Photo Credit: Earl Gibson III, Courtesy of CCP/ FrontPage Firm
If you’re looking for an authentic worship experience for your music player, William McDowell’s Sounds of Revival is that, for sure.
The “sounds of revival” theme, he says, derived from a need for spiritual renewing and recovery not only in our individual lives, but the church body as well.
“Sounds of Revival is meant to be a catalyst to stir the desire of revival in the hearts of God’s people,” McDowell said. “We know that the earth is in desperate need of revival and I pray that this experience awakens something in our hearts.”
After streaming a recap of the live worship experience in 107 countries around the world for 24-hours, McDowell released his fourth live recording on January 22. Below, he explains the reason why he sings (no pun intended) and how exactly the powerful Sounds of Revival project evolved over a period of time.
ALIYA FAUST: I had a fan moment listening to your new album. Not even just a fan moment, but that worship moment where, in between your breaks, I just felt so many emotions, thinking about the lyrics, the humming, about God, about life. Everything. I just thought it was super authentic. I liked the way you gradually built up the songs. How much of your album was actually rehearsed?
WILLIAM MCDOWELL: Such a great question. The majority of this album was birthed in what we call “worship exploration,” which is, we came into this season knowing prophetically what the Word over the earth is. We knew that revival is a global word, prophetically, that is hanging over our generation for those who will call out for it. And so because of that, over the last year and a half, we’ve been doing what we call worship exploration, which is exploring pregnant moments to see what’s there. And what i mean by that is whenever we come into a moment during a night of worship where there’s a declaration or a song or something that needs to be birthed in that moment that hasn’t been written yet, we step into it and stay there and explore that moment until the piece becomes a whole.
When Jesus said to 5,000 with two fish and five loaves of bread after everyone had their fill, he said these words to the disciples, gather up the fragments into baskets. We know there were 12 baskets full of leftovers, which means that the fragments were a part of a whole lunch that was given. So what we understood is that if we get a fragment of something, it’s part of the greater whole. So when you ask how much did we rehearse, it was a 2-year rehearsal. Exploring these moments and pieces of songs that would come together over the course of two years that really became ‘Sounds of Revival.’ And then of course, we’re not in heavy structure on these worship nights, so there’s room in every song.

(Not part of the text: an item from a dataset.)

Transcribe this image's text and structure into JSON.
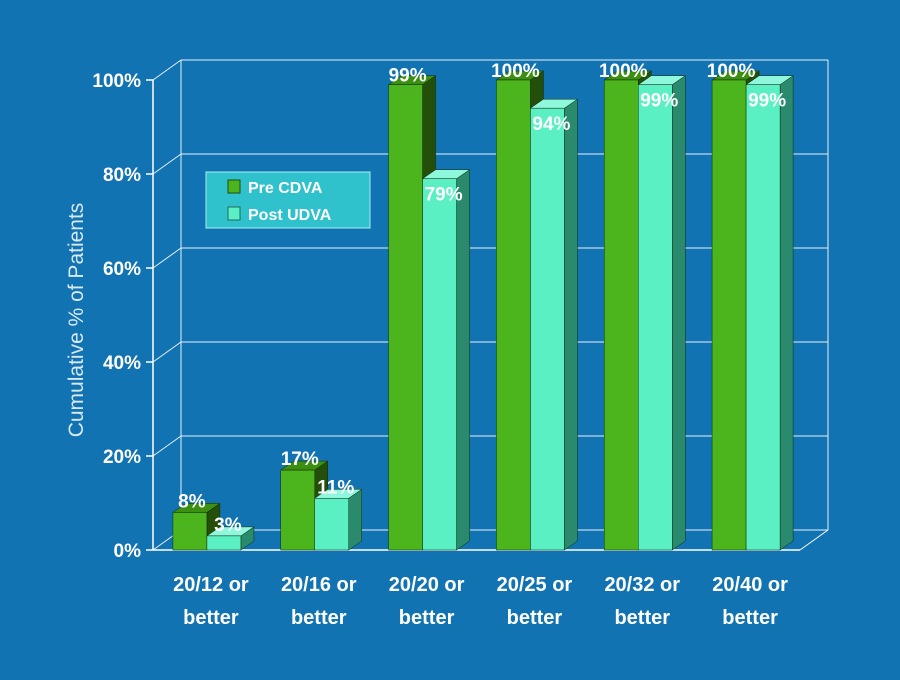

What you hear is authentically a night of worship.
Yeah, you could really hear it. How’d you discover this calling?
I’ve known about this calling for quite some time. I didn’t know it would play out this way (I didn’t know it was my calling to go across the earth and all those things – that’s a part of the unfolding “yes” to God). I just said yes along the way. The Lord has allowed me since I was a young child to hear a sound of worship in my head, in my spirit. We are just now starting to get closer to what I’m seeing in my head.
What’s your writing space like?
It’s everywhere. Where ever He wants to speak, however He wants to give it to me. Do I have times where I just get away? Absolutely. But do I also have times where it just comes where ever? Absolutely. There are other times when it comes on the stage. It’s about being open to whatever He wants to do. So, whether I’m on the airplane, whether I’m in the car, or while I’m sitting by the piano, or whether we’re on stage somewhere exploring a pregnant moment, it’s all of the above.
I loved the entire album. I tried choosing a favorite just for the sake of it but I couldn’t choose between “Send the Rain” and “We Want You.” What’s your favorite song on the album?
I think right now, because it has changed and I like them all (I know that sounds like such a generic answer but I love it all), I think it’s “I Don’t Mind Waiting” because it speaks to the posture of desperation that all of us need to have. Not only for God, but also for a move of God in the earth. Listening back to it, the response of the people is a sound that you rarely hear on a recording. I think the combination of how that song was birthed, which was on a platform in North Carolina… when we say “I don’t mind waiting,” at that particular church, when that happened, that was 45 minutes of that song that was birthed that night. It turned to a 10 minute song in the recording, but we were literally singing “I don’t mind waiting” because we were literally waiting on Him to breathe and show us the rest of that moment. That’s why that’s my favorite. It completely captures the posture, the result of that exploration, the cry, the desperation, all of that wrapped up into one.
What’s next for you? Anything else to follow up this amazing worship experience?
Yes, but it’s a secret [laughs]. Literally. We will be doing do another streaming event.